How to get it all working?
The initial steps of setting up a suitable environment on local systems should not become an impediment for one’s exciting journey in the realm of deep learning. For many beginners, the first hurdle is installing Python, the programming language that forms the backbone of most deep learning frameworks. Navigating through different versions, understanding the significance of virtual environments, and ensuring compatibility with various learning libraries such as TensorFlow or PyTorch.
Streamlining the Onboarding Process:
Enter fastsetup — a game-changer in simplifying and expediting the process of setting up a deep learning environment on local systems. It not only automates the installation of popular deep learning libraries such as TensorFlow, PyTorch, and Keras but also automates the installation of necessary drivers for Jupyter Notebooks. This allows beginners to focus on their projects rather than spending time troubleshooting setups.
What is fastsetup?
Fastsetup is actually a GitHub repository developed by Jeremy Howard, co-founder of fast.ai. In this guide, we’ll walk you through the steps to install FastSetup and get your deep learning environment up and running seamlessly.
Step 1: Clone the FastSetup Repository
Begin by visiting the FastSetup GitHub repository at https://github.com/fastai/fastsetup. Once there, locate the “Code” button on the repository’s main page. Click on it to reveal the repository’s URL. You can copy this URL and use it in your terminal to clone the repository.
git clone https://github.com/fastai/fastsetup.git
Alternatively, if you have Github Desktop installed, you can click on “Open with Github Desktop” and then select “Clone.”
Step 2: Navigate to the Cloned Repository
Once the repository is successfully cloned, navigate to the directory where it is stored using the terminal.
cd fastsetup
Step 3: Run the Conda Setup Script:
Confirm that you are inside the FastSetup directory by running ls
(list) in the terminal. You should see the contents of the directory, including the "setup-conda.sh" file.
ls
Execute the setup script by running:
./setup-conda.sh
This script automates the setup of a Python environment, ensuring compatibility with FastAI.

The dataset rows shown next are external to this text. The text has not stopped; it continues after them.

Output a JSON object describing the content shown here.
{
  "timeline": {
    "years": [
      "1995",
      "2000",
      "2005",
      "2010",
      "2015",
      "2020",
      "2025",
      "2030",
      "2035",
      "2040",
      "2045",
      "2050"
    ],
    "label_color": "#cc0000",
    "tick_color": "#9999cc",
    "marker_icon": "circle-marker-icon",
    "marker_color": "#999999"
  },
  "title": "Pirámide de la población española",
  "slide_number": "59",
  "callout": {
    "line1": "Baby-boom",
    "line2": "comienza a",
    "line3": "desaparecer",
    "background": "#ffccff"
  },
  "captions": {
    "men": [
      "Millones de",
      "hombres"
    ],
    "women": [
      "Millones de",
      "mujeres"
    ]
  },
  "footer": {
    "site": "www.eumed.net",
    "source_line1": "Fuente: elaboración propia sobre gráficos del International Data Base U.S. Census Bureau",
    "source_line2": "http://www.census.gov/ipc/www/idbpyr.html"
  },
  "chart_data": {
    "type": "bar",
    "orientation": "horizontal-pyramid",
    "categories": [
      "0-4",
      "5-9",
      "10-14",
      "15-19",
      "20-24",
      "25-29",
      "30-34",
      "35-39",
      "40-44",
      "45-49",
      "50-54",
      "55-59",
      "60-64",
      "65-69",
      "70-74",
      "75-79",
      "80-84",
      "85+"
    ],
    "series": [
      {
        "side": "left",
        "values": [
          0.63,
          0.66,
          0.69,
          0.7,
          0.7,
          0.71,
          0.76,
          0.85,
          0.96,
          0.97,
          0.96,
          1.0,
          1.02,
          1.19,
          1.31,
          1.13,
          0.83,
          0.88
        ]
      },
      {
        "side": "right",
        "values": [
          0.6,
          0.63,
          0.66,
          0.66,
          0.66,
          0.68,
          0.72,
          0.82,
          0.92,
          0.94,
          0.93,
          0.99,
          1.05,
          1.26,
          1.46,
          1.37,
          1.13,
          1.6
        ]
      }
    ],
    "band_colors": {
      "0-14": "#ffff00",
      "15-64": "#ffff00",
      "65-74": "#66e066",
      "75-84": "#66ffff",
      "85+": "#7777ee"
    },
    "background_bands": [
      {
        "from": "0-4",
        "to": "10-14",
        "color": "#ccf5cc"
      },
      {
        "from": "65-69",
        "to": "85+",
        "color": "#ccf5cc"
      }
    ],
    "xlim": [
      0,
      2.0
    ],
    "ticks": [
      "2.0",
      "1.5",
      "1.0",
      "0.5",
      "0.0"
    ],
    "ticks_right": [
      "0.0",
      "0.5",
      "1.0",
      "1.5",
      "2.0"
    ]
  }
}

Note: Avoid Using System Python
- If you are on Linux or macOS, it’s emphasized not to use the system Python for FastAI development. The system Python is used by the operating system, and making changes to it can lead to issues.

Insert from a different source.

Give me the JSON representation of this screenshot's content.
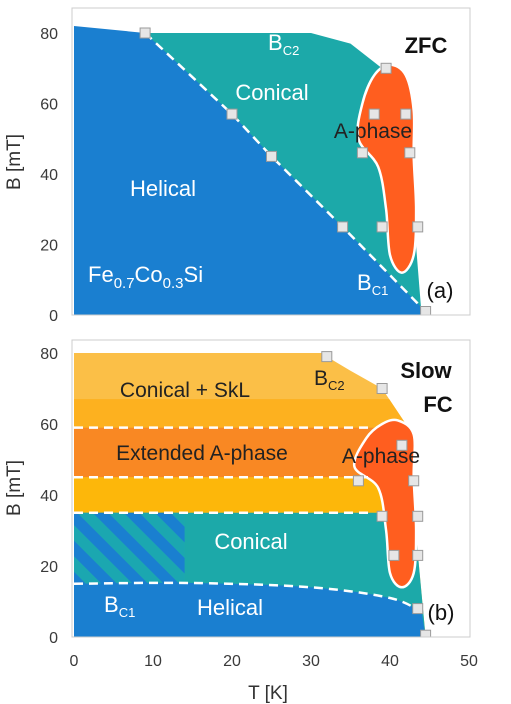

- Instead, the script sets up a dedicated Conda environment for your FastAI development, ensuring isolation and control over your Python version. The setup script installs the recommended Python version as per FastAI’s specifications.
Step 4: Install fastai
After running setup-conda, reopen your terminal. You must now have a new command called mamba and mamba helps you install stuff. Verify that the installation of Mamba was successful by running:
mamba --version
If mamba command is still not available, verify that the correct MambaForge bin directory is in your PATH. You can do this by running:
echo $PATH
Ensure that /Users/{name}/mambaforge/bin
is listed in the output. If the MambaForge bin
directory is not currently in your PATH. To add it, you can modify your shell profile file (e.g., ~/.bashrc
for Bash or ~/.zshrc
for Zsh).
Once the path is set, use mamba to install the FastAI library by running the following command:
mamba install fastai
If you prefer additional details or want to explore specific installation options, visit the official FastAI documentation at docs.fast.ai.
Similiarly, you can install nbdev by running:
mamba install nbdev
Step 5: Launch Jupyter Notebooks
Open your terminal. Run the following command to launch the Jupyter server:
jupyter notebook --no-browser
This command initiates the Jupyter server, and the --no-browser
flag ensures that the notebook interface doesn't open automatically in your default web browser.
After running the command, you’ll see output in the terminal containing a URL, typically starting with http://localhost:8888/
. Copy the entire URL provided in the output.
Open your preferred web browser (e.g., Chrome, Firefox, Safari). Paste the copied URL into the browser’s address bar and press Enter
. The browser will now display the Jupyter Notebook interface, showcasing the contents of the directory where you launched the Jupyter server.
Start experimenting!
Congratulations! You are now ready to create, edit, and run Jupyter Notebooks. Utilize the power of the FastAI library within the Jupyter environment for seamless deep learning development.